The Martian Chronicles is a 1950 science fiction short story fixup by American writer Ray Bradbury, which chronicles the colonization of Mars by humans fleeing from a troubled and eventually atomically devastated Earth, and the conflict between aboriginal Martians and the new colonists. The book lies somewhere in between a short story collection and an episodic novel, containing stories originally published in the late 1940s in science fiction magazines. The stories were loosely woven together with a series of short, interstitial vignettes for publication.
The Martian Chronicles follows a "future history" structure.
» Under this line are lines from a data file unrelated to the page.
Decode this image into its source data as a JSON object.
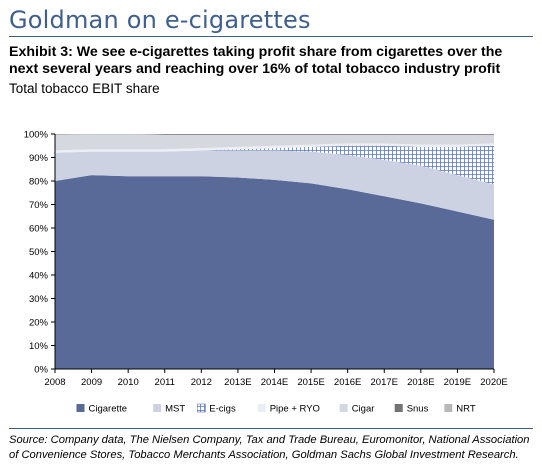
{
  "headline": "Goldman on e-cigarettes",
  "exhibit_title": "Exhibit 3: We see e-cigarettes taking profit share from cigarettes over the next several years and reaching over 16% of total tobacco industry profit",
  "source": "Source: Company data, The Nielsen Company, Tax and Trade Bureau, Euromonitor, National Association of Convenience Stores, Tobacco Merchants Association, Goldman Sachs Global Investment Research.",
  "colors": {
    "headline": "#3f5f8f",
    "cigarette": "#596a99",
    "mst": "#cdd2e3",
    "ecigs_grid": "#5d76b8",
    "pipe_ryo": "#eceef5",
    "cigar": "#d6d8e0",
    "snus": "#737373",
    "nrt": "#b8b8b8"
  },
  "chart_data": {
    "type": "area",
    "stacked": true,
    "title": "Total tobacco EBIT share",
    "xlabel": "",
    "ylabel": "",
    "categories": [
      "2008",
      "2009",
      "2010",
      "2011",
      "2012",
      "2013E",
      "2014E",
      "2015E",
      "2016E",
      "2017E",
      "2018E",
      "2019E",
      "2020E"
    ],
    "ylim": [
      0,
      100
    ],
    "yticks": [
      "0%",
      "10%",
      "20%",
      "30%",
      "40%",
      "50%",
      "60%",
      "70%",
      "80%",
      "90%",
      "100%"
    ],
    "grid": false,
    "legend_position": "bottom",
    "series": [
      {
        "name": "Cigarette",
        "key": "cigarette",
        "values": [
          80,
          82.5,
          82,
          82,
          82,
          81.5,
          80.5,
          79,
          76.5,
          73.5,
          70.5,
          67,
          63.5
        ]
      },
      {
        "name": "MST",
        "key": "mst",
        "values": [
          12,
          10,
          10.5,
          10.5,
          11,
          11.5,
          12.5,
          13.5,
          14.5,
          15.5,
          16,
          15.5,
          15
        ]
      },
      {
        "name": "E-cigs",
        "key": "ecigs_grid",
        "values": [
          0,
          0,
          0,
          0,
          0,
          0.5,
          1,
          2,
          4,
          6,
          8,
          12,
          16.5
        ]
      },
      {
        "name": "Pipe + RYO",
        "key": "pipe_ryo",
        "values": [
          1,
          1,
          1,
          1,
          1,
          1,
          1,
          1,
          1,
          1,
          1,
          1,
          1
        ]
      },
      {
        "name": "Cigar",
        "key": "cigar",
        "values": [
          6.5,
          6.3,
          6.3,
          6.2,
          5.7,
          5.2,
          4.7,
          4.2,
          3.7,
          3.7,
          4.2,
          4.2,
          3.7
        ]
      },
      {
        "name": "Snus",
        "key": "snus",
        "values": [
          0,
          0,
          0,
          0.3,
          0.3,
          0.3,
          0.3,
          0.3,
          0.3,
          0.3,
          0.3,
          0.3,
          0.3
        ]
      },
      {
        "name": "NRT",
        "key": "nrt",
        "values": [
          0.5,
          0.2,
          0.2,
          0,
          0,
          0,
          0,
          0,
          0,
          0,
          0,
          0,
          0
        ]
      }
    ]
  }
}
The stories, complete in themselves, come together as episodes in a larger sequential narrative framework. The overall structure is in three parts, punctuated by two catastrophes: the near-extinction of the Martians and the parallel near-extinction of the human race.
The first third (set in the period January 1999—April 2000) details the attempts of the Earthmen to reach Mars, and the various ways in which the Martians keep them from returning. In the crucial story, "—And the Moon Be Still as Bright", it is revealed by the fourth exploratory expedition that the Martians have all but perished in a plague caused by germs brought by one of the previous expeditions. This unexpected development sets the stage for the second act (December 2001—November 2005), in which humans from Earth colonize the deserted planet, occasionally having contact with the few surviving Martians, but for the most part preoccupied with making Mars a second Earth. However, as war on Earth threatens, most of the settlers pack up and return home. A global nuclear war ensues, cutting off contact between Mars and Earth. The third act (December 2005—October 2026) deals with the aftermath of the war, and concludes with the prospect of the few surviving humans becoming the new Martians, a prospect already foreshadowed in "—And the Moon Be Still as Bright", and which allows the book to return to its beginning.